As suspeitas não param no caso do vereador. O desembargador Gilberto de Souza Moreira, da 7.ª Câmara de Direito Privado, relatou ter reunido informações de cinco grandes escritórios de advocacia. "Contavam que ele (Del Guércio) os procurava para simplesmente pedir dinheiro sob o pretexto de que estava em dificuldades financeiras, que não sabia o que fazer, que agradecia e acabava levando R$ 20 mil, R$ 30 mil. Chegavam notícias alarmantes de que ele comprometia a própria Câmara."
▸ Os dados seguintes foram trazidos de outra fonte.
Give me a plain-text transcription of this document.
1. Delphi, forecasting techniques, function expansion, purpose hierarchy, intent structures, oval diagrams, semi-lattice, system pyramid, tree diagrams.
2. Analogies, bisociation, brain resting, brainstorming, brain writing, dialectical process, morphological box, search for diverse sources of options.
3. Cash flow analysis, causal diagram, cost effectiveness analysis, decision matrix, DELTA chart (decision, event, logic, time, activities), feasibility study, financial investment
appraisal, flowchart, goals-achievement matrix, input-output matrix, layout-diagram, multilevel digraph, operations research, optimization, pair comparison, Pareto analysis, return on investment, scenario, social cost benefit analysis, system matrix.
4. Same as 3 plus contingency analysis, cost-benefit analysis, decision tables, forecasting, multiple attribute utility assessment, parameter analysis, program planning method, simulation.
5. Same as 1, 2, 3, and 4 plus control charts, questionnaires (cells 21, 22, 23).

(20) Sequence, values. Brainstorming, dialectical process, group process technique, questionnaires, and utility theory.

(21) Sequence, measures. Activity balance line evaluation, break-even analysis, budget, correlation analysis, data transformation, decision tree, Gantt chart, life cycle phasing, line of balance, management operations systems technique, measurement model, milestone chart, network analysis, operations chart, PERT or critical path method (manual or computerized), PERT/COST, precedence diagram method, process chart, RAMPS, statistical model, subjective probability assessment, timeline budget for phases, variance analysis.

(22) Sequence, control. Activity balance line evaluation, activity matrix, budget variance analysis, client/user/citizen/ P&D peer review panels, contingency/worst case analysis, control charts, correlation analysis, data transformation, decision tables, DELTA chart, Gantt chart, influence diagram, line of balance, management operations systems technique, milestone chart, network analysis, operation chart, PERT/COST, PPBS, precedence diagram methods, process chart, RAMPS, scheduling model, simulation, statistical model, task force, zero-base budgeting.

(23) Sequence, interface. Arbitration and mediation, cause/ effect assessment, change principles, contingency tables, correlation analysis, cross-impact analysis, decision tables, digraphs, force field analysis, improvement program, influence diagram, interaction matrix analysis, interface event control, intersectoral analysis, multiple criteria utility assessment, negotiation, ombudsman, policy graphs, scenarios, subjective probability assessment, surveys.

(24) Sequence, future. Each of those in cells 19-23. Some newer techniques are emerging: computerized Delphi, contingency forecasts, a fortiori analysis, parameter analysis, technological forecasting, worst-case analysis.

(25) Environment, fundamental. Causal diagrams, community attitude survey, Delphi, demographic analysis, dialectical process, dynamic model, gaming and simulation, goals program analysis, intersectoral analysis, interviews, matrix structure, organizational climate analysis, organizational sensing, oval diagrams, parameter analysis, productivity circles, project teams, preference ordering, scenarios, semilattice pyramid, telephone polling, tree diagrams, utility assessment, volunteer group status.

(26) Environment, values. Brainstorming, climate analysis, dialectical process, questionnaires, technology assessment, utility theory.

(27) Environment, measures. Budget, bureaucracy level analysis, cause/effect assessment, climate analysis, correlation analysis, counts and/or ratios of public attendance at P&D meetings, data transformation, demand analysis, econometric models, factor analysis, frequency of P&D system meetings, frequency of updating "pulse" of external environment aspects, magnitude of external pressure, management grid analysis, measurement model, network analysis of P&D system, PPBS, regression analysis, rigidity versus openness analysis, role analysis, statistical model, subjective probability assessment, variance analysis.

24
O advogado Clito Fornaciari Júnior contou que Del Guércio procurou um cliente dele a quem mostrou "o voto que ia dar no caso (um inventário)". O desembargador teria dito que outros magistrados queriam R$ 120 mil. "Tudo a sugerir um verdadeiro padrão de comportamento desbordante da mais comezinha postura expectável de um magistrado", assinala o presidente do TJ, desembargador Ivan Sartori.

Del Guércio recebeu a advogada Fabiane. "Ele começou a falar que passava por situação financeira complicada, que precisava de R$ 35 mil para saldar empréstimo que fez para reforma na residência dele." O desembargador nega que tenha solicitado propina dos advogados.